El invierno era riguroso, las aguas estaban heladas, las aves y demás
animales del bosque apenas encontraban alimento. Nuestro pajarillo salió volando
a la carretera y, poniéndose a buscar, encontró un granito aquí y otro allí, por
entre las huellas de los trineos. Junto a la cuadra descubrió un mendrugo de
pan, del cual comió sólo unas miguitas, y fue a llamar a los demás gorriones
hambrientos para que participasen del festín.

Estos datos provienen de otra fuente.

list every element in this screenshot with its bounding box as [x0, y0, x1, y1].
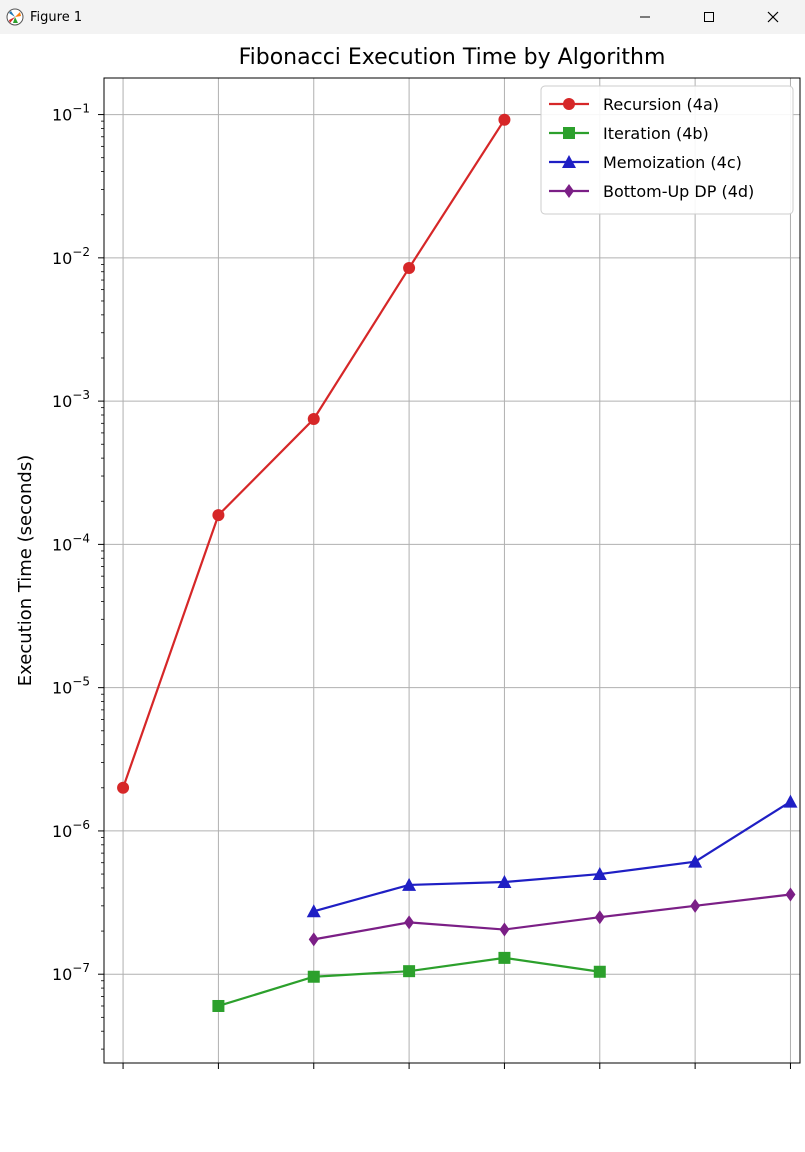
- window-controls: [613, 0, 805, 34]
- plot-frame: [103, 77, 801, 1064]
- figure-canvas: 10−7 10−6 10−5 10−4 10−3 10−2 10−1 Fibonacci E…: [0, 34, 805, 1148]
- y-tick-base: 10: [52, 535, 72, 554]
- legend-label: Recursion (4a): [603, 95, 719, 114]
- y-tick-base: 10: [52, 106, 72, 125]
- data-point: [117, 781, 130, 794]
- data-point: [592, 867, 607, 881]
- y-tick-exponent: −1: [72, 102, 90, 116]
- y-tick-label: 10−3: [52, 388, 90, 411]
- data-point: [403, 261, 416, 274]
- y-tick-base: 10: [52, 392, 72, 411]
- y-tick-label: 10−1: [52, 102, 90, 125]
- data-point: [499, 922, 510, 937]
- legend-label: Memoization (4c): [603, 153, 742, 172]
- y-tick-exponent: −6: [72, 818, 90, 832]
- matplotlib-figure-icon: [6, 8, 24, 26]
- data-point: [497, 875, 512, 889]
- legend-marker: [564, 184, 574, 198]
- window-titlebar: Figure 1: [0, 0, 805, 34]
- legend: Recursion (4a) Iteration (4b) Memoization …: [540, 85, 794, 215]
- data-point: [593, 965, 606, 978]
- data-point: [307, 970, 320, 983]
- series-line: [313, 800, 792, 913]
- data-point: [498, 951, 511, 964]
- close-button[interactable]: [741, 0, 805, 34]
- data-point: [594, 910, 605, 925]
- data-point: [212, 999, 225, 1012]
- legend-label: Iteration (4b): [603, 124, 709, 143]
- legend-marker: [563, 127, 575, 139]
- y-tick-base: 10: [52, 249, 72, 268]
- y-tick-exponent: −7: [72, 961, 90, 975]
- y-axis-label: Execution Time (seconds): [15, 455, 36, 686]
- y-tick-label: 10−7: [52, 961, 90, 984]
- y-tick-label: 10−6: [52, 818, 90, 841]
- data-point: [690, 898, 701, 913]
- legend-marker: [563, 98, 575, 110]
- y-tick-label: 10−4: [52, 531, 90, 554]
- y-tick-base: 10: [52, 965, 72, 984]
- data-point: [498, 113, 511, 126]
- data-point: [783, 794, 798, 808]
- y-tick-exponent: −3: [72, 388, 90, 402]
- data-point: [688, 854, 703, 868]
- line-chart: 10−710−610−510−410−310−210−1 Fibonacci E…: [15, 45, 801, 1069]
- legend-marker: [562, 155, 576, 168]
- y-tick-exponent: −4: [72, 531, 90, 545]
- series-0: [117, 113, 511, 794]
- maximize-icon: [704, 12, 714, 22]
- y-tick-label: 10−2: [52, 245, 90, 268]
- data-point: [306, 904, 321, 918]
- y-tick-base: 10: [52, 679, 72, 698]
- data-point: [212, 509, 225, 522]
- series-1: [212, 951, 606, 1012]
- chart-title: Fibonacci Execution Time by Algorithm: [239, 45, 666, 70]
- axis-ticks: 10−710−610−510−410−310−210−1: [52, 102, 791, 1069]
- minimize-icon: [640, 16, 650, 18]
- window-title: Figure 1: [30, 9, 83, 25]
- data-point: [403, 965, 416, 978]
- legend-entry: Memoization (4c): [549, 153, 742, 172]
- legend-label: Bottom-Up DP (4d): [603, 182, 754, 201]
- maximize-button[interactable]: [677, 0, 741, 34]
- y-tick-base: 10: [52, 822, 72, 841]
- y-tick-exponent: −5: [72, 675, 90, 689]
- grid-lines: [104, 78, 800, 1063]
- series-layer: [117, 113, 798, 1012]
- minimize-button[interactable]: [613, 0, 677, 34]
- y-tick-exponent: −2: [72, 245, 90, 259]
- data-point: [307, 413, 320, 426]
- data-point: [785, 887, 796, 902]
- legend-box: [540, 85, 794, 215]
- data-point: [308, 932, 319, 947]
- series-3: [308, 887, 796, 947]
- series-line: [313, 893, 791, 941]
- data-point: [404, 915, 415, 930]
- y-tick-label: 10−5: [52, 675, 90, 698]
- close-icon: [767, 11, 779, 23]
- series-2: [306, 794, 798, 918]
- legend-entry: Bottom-Up DP (4d): [549, 182, 754, 201]
- legend-entry: Iteration (4b): [549, 124, 709, 143]
- legend-entry: Recursion (4a): [549, 95, 719, 114]
- data-point: [402, 877, 417, 891]
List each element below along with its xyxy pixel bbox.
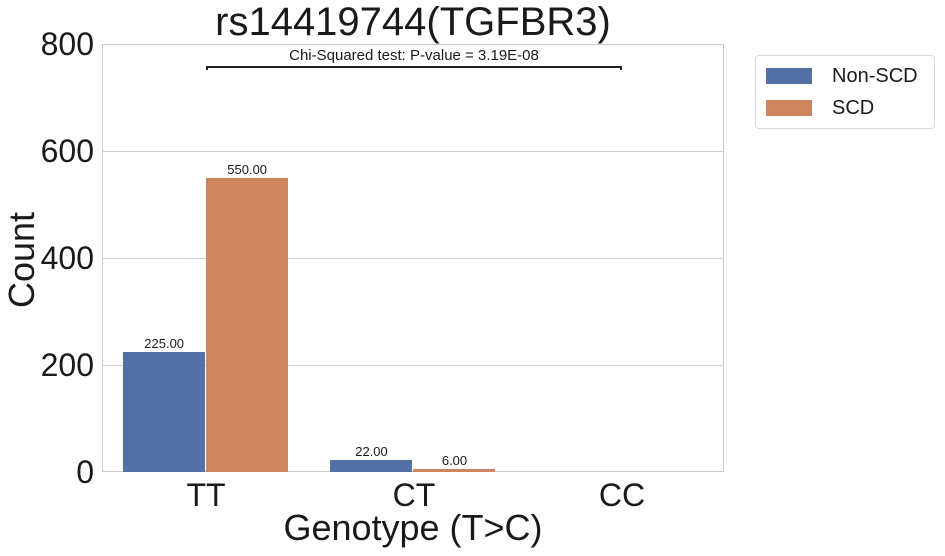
- ytick-800: 800: [40, 26, 94, 62]
- legend-label-scd: SCD: [832, 96, 875, 119]
- legend-item-non-scd: Non-SCD: [766, 64, 918, 88]
- bar-tt-scd: [205, 177, 288, 472]
- xtick-ct: CT: [392, 477, 436, 513]
- value-label-ct-scd: 6.00: [441, 452, 468, 468]
- y-axis-label: Count: [1, 211, 42, 309]
- value-label-tt-non-scd: 225.00: [144, 335, 185, 351]
- legend: Non-SCD SCD: [755, 55, 935, 129]
- xtick-tt: TT: [186, 477, 226, 513]
- legend-item-scd: SCD: [766, 96, 874, 120]
- bar-tt-non-scd: [122, 351, 205, 472]
- legend-swatch-scd: [766, 100, 812, 116]
- significance-annotation: Chi-Squared test: P-value = 3.19E-08: [289, 47, 539, 64]
- bar-ct-non-scd: [330, 460, 412, 472]
- ytick-400: 400: [40, 240, 94, 276]
- ytick-200: 200: [40, 347, 94, 383]
- ytick-0: 0: [76, 454, 94, 490]
- significance-bracket: [206, 66, 622, 70]
- gridline-200: [102, 365, 724, 366]
- ytick-600: 600: [40, 133, 94, 169]
- gridline-400: [102, 258, 724, 259]
- xtick-cc: CC: [598, 477, 646, 513]
- x-axis-label: Genotype (T>C): [283, 507, 543, 548]
- gridline-600: [102, 151, 724, 152]
- value-label-ct-non-scd: 22.00: [355, 444, 388, 460]
- chart-title: rs14419744(TGFBR3): [215, 0, 611, 44]
- legend-swatch-non-scd: [766, 68, 812, 84]
- bar-ct-scd: [413, 468, 495, 472]
- value-label-tt-scd: 550.00: [227, 161, 268, 177]
- legend-label-non-scd: Non-SCD: [832, 64, 918, 87]
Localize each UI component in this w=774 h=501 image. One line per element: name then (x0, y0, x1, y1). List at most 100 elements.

Después salió volando hacia las
ciudades, y donde quiera que descubría en una ventana migas de pan esparcidas
por una mano piadosa, comía unas pocas y daba el resto a los demás.
En el curso del invierno, el pájaro había recogido y repartido una cantidad
de migas equivalente en peso al pan que un día pisoteara Inger para no
ensuciarse los zapatos. Y en el momento en que hubo encontrado y dado la última
miguita, las alas pardas de la avecilla se volvieron blancas y se extendieron.
-¡Miren la gaviota que vuela sobre el mar! -exclamaron los niños al ver la
blanca ave que tan pronto se sumergía en el agua como se encontraba nuevamente a
la luz del sol. Tenía un brillo tan intenso, que era imposible seguirla, y se
perdió de vista. Los niños dijeron que se había ido al sol.